Nitekim Allah Teâla bir diğer ayet-i kerimede: "Sizi yeryüzünde halifeler
kılmış olan O'dur..." (En'am: 6/165) buyurmaktadır. Yine bir diğer âyet-i
kerimede: "Başka bir kavmin zürriyetinden sizleri meydana getirdiği gibi..."
(En'âm: 6/133) buyuruyor. Ve ayrıca diyor ki: "Onları kendilerine karşı şâhid
tutarak Rabbiniz değil miyim diye şâhid tuttuğu vakit evet! dediler..."
buyurarak, insanları şâhid tuttuğunu ve onlardan "evet!" diye tasdik aldığını
bildiriyor. Yani Allah, böylece insanları bu meseleye şahidler kılıyor. Ancak
insanların "evet" demeleri halleriyle ve dilleriyle yaptıkları bir konuşmadır.
Aslında şehâdet de iki çeşittir:
1- Bazan
kavlî (yani sözle) olur, şu âyette böyle kavlî bir şehâdet mevzubahistir:
"...Ey Rabbimiz, diyecekler, nefislerimize karşı şâhidlik ederiz..." (En'âm:
6/130).
2-
Şehâdet bazan "hal"le olur. Buna lisan-ı hal de denir. Şu âyet bunun örneğidir:
"Küfürlerine kendileri şahid olup dururken, müşriklerin Allah'ın mescidlerini
imâr etmelerine (imkân) yoktur..." (Tevbe: 9/17). Burada onların hâli
küfürlerine şehâdet etmektedir, yoksa kafir olduklarını dilleriyle söylüyor
değiller. Keza şu âyet de bu mânadadır: "Doğrusu kendisi de bunların hepsine
şâhiddir" (Adiyat: 100/7).
Keza, sual de bazan sözle, bazan halle olur. Şu ayet bunu gösterir:
"Kendisinden isteyebileceğiniz herşeyi size vermiştir" (İbrahim: 14/34).
Alimler demişlerdir ki: Misak âyetinde kastedilen mânanın söylediğimiz husus
olduğuna dâir gösterilebilecek delillerden biri de, Cenâb-ı Hakk'ın bu şehâdeti,
onların şirke düştükleri hususunda aleyhlerine bir hüccet olarak kullanmasıdır.

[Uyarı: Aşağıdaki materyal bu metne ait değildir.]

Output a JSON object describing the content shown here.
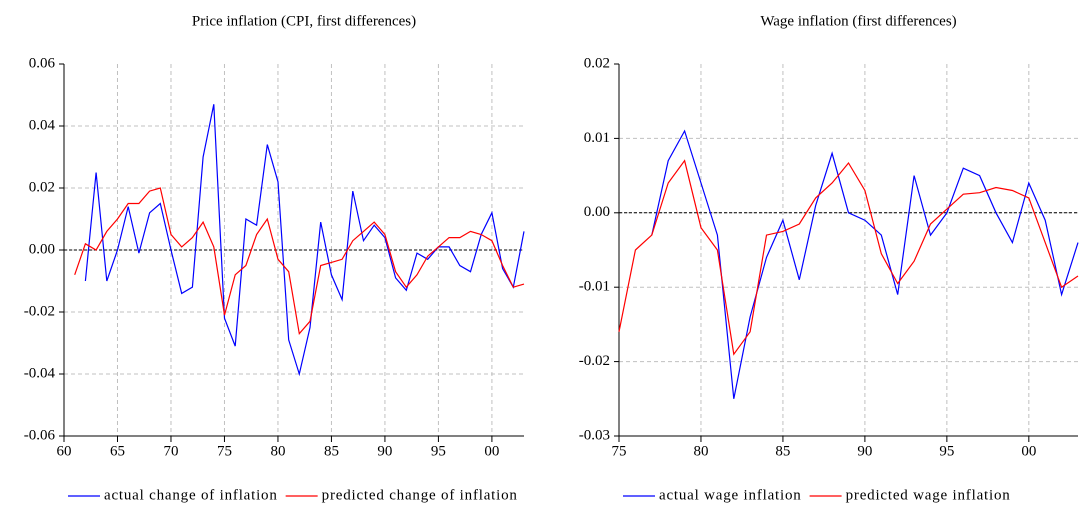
{
  "chart_data": [
    {
      "type": "line",
      "title": "Price inflation (CPI, first differences)",
      "x": [
        1961,
        1962,
        1963,
        1964,
        1965,
        1966,
        1967,
        1968,
        1969,
        1970,
        1971,
        1972,
        1973,
        1974,
        1975,
        1976,
        1977,
        1978,
        1979,
        1980,
        1981,
        1982,
        1983,
        1984,
        1985,
        1986,
        1987,
        1988,
        1989,
        1990,
        1991,
        1992,
        1993,
        1994,
        1995,
        1996,
        1997,
        1998,
        1999,
        2000,
        2001,
        2002,
        2003
      ],
      "series": [
        {
          "name": "actual change of inflation",
          "color": "#0000ff",
          "values": [
            null,
            -0.01,
            0.025,
            -0.01,
            0.0,
            0.014,
            -0.001,
            0.012,
            0.015,
            0.0,
            -0.014,
            -0.012,
            0.03,
            0.047,
            -0.022,
            -0.031,
            0.01,
            0.008,
            0.034,
            0.022,
            -0.029,
            -0.04,
            -0.025,
            0.009,
            -0.008,
            -0.016,
            0.019,
            0.003,
            0.008,
            0.004,
            -0.009,
            -0.013,
            -0.001,
            -0.003,
            0.001,
            0.001,
            -0.005,
            -0.007,
            0.005,
            0.012,
            -0.006,
            -0.012,
            0.006
          ]
        },
        {
          "name": "predicted change of inflation",
          "color": "#ff0000",
          "values": [
            -0.008,
            0.002,
            0.0,
            0.006,
            0.01,
            0.015,
            0.015,
            0.019,
            0.02,
            0.005,
            0.001,
            0.004,
            0.009,
            0.001,
            -0.021,
            -0.008,
            -0.005,
            0.005,
            0.01,
            -0.003,
            -0.007,
            -0.027,
            -0.023,
            -0.005,
            -0.004,
            -0.003,
            0.003,
            0.006,
            0.009,
            0.005,
            -0.007,
            -0.012,
            -0.008,
            -0.002,
            0.001,
            0.004,
            0.004,
            0.006,
            0.005,
            0.003,
            -0.005,
            -0.012,
            -0.011
          ]
        }
      ],
      "xlim": [
        1960,
        2003
      ],
      "xticks": [
        {
          "value": 1960,
          "label": "60"
        },
        {
          "value": 1965,
          "label": "65"
        },
        {
          "value": 1970,
          "label": "70"
        },
        {
          "value": 1975,
          "label": "75"
        },
        {
          "value": 1980,
          "label": "80"
        },
        {
          "value": 1985,
          "label": "85"
        },
        {
          "value": 1990,
          "label": "90"
        },
        {
          "value": 1995,
          "label": "95"
        },
        {
          "value": 2000,
          "label": "00"
        }
      ],
      "ylim": [
        -0.06,
        0.06
      ],
      "yticks": [
        {
          "value": -0.06,
          "label": "-0.06"
        },
        {
          "value": -0.04,
          "label": "-0.04"
        },
        {
          "value": -0.02,
          "label": "-0.02"
        },
        {
          "value": 0,
          "label": "0.00"
        },
        {
          "value": 0.02,
          "label": "0.02"
        },
        {
          "value": 0.04,
          "label": "0.04"
        },
        {
          "value": 0.06,
          "label": "0.06"
        }
      ],
      "grid": true,
      "legend": "bottom"
    },
    {
      "type": "line",
      "title": "Wage inflation (first differences)",
      "x": [
        1975,
        1976,
        1977,
        1978,
        1979,
        1980,
        1981,
        1982,
        1983,
        1984,
        1985,
        1986,
        1987,
        1988,
        1989,
        1990,
        1991,
        1992,
        1993,
        1994,
        1995,
        1996,
        1997,
        1998,
        1999,
        2000,
        2001,
        2002,
        2003
      ],
      "series": [
        {
          "name": "actual wage inflation",
          "color": "#0000ff",
          "values": [
            null,
            null,
            -0.003,
            0.007,
            0.011,
            0.004,
            -0.003,
            -0.025,
            -0.014,
            -0.006,
            -0.001,
            -0.009,
            0.001,
            0.008,
            0.0,
            -0.001,
            -0.003,
            -0.011,
            0.005,
            -0.003,
            0.0,
            0.006,
            0.005,
            0.0,
            -0.004,
            0.004,
            -0.001,
            -0.011,
            -0.004
          ]
        },
        {
          "name": "predicted wage inflation",
          "color": "#ff0000",
          "values": [
            -0.016,
            -0.005,
            -0.003,
            0.004,
            0.007,
            -0.002,
            -0.005,
            -0.019,
            -0.016,
            -0.003,
            -0.0025,
            -0.0015,
            0.002,
            0.004,
            0.0067,
            0.003,
            -0.0055,
            -0.0095,
            -0.0065,
            -0.0015,
            0.0005,
            0.0025,
            0.0027,
            0.0034,
            0.003,
            0.002,
            -0.004,
            -0.01,
            -0.0085
          ]
        }
      ],
      "xlim": [
        1975,
        2003
      ],
      "xticks": [
        {
          "value": 1975,
          "label": "75"
        },
        {
          "value": 1980,
          "label": "80"
        },
        {
          "value": 1985,
          "label": "85"
        },
        {
          "value": 1990,
          "label": "90"
        },
        {
          "value": 1995,
          "label": "95"
        },
        {
          "value": 2000,
          "label": "00"
        }
      ],
      "ylim": [
        -0.03,
        0.02
      ],
      "yticks": [
        {
          "value": -0.03,
          "label": "-0.03"
        },
        {
          "value": -0.02,
          "label": "-0.02"
        },
        {
          "value": -0.01,
          "label": "-0.01"
        },
        {
          "value": 0,
          "label": "0.00"
        },
        {
          "value": 0.01,
          "label": "0.01"
        },
        {
          "value": 0.02,
          "label": "0.02"
        }
      ],
      "grid": true,
      "legend": "bottom"
    }
  ]
}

Bu şehâdet, şâyet bazılarının dediği gibi, (kavlî olarak) vuku bulsaydı,
aleyhine hüccet olması için herkesin bunu hatırlaması gerekirdi.
Şayet şöyle denecek olursa: "Resûlullah (aleyhissalâtu vesselâm)'ın ona haber
vermiş olması, onun varlığı için yeterli bir delildir." Biz bu söze şöyle cevap
veririz: "Müşriklerden tekzib edenler, peygamberlerin getirdiği bu ve başka her
şeyi tekzib etmektedirler. Halbuki bunu tekzibleri, aleyhlerine müstakil bir
hüccet kılınmıştır. Şu halde, bu hal delâlet eder ki, "insanların üzerine
yaratılmış oldukları fıtrat'tan maksad "tevhidi ikrâr"dır (yani insanların
tevhidi anlayıp, tasdik edebilecek bir fıtratta yaratılmış olmalarıdır). Bu
sebepten dolayıdır ki, âyette: "Kıyâmet günü: "Bizim tevhidden haberimiz yoktu"
veya "Bizden önce atalarımız şirke düşmüş biz onlardan sonra geldik, onların
yaptığı sebebiyle bizi helak mı edeceksin? demiyesiniz" buyurulmuştur.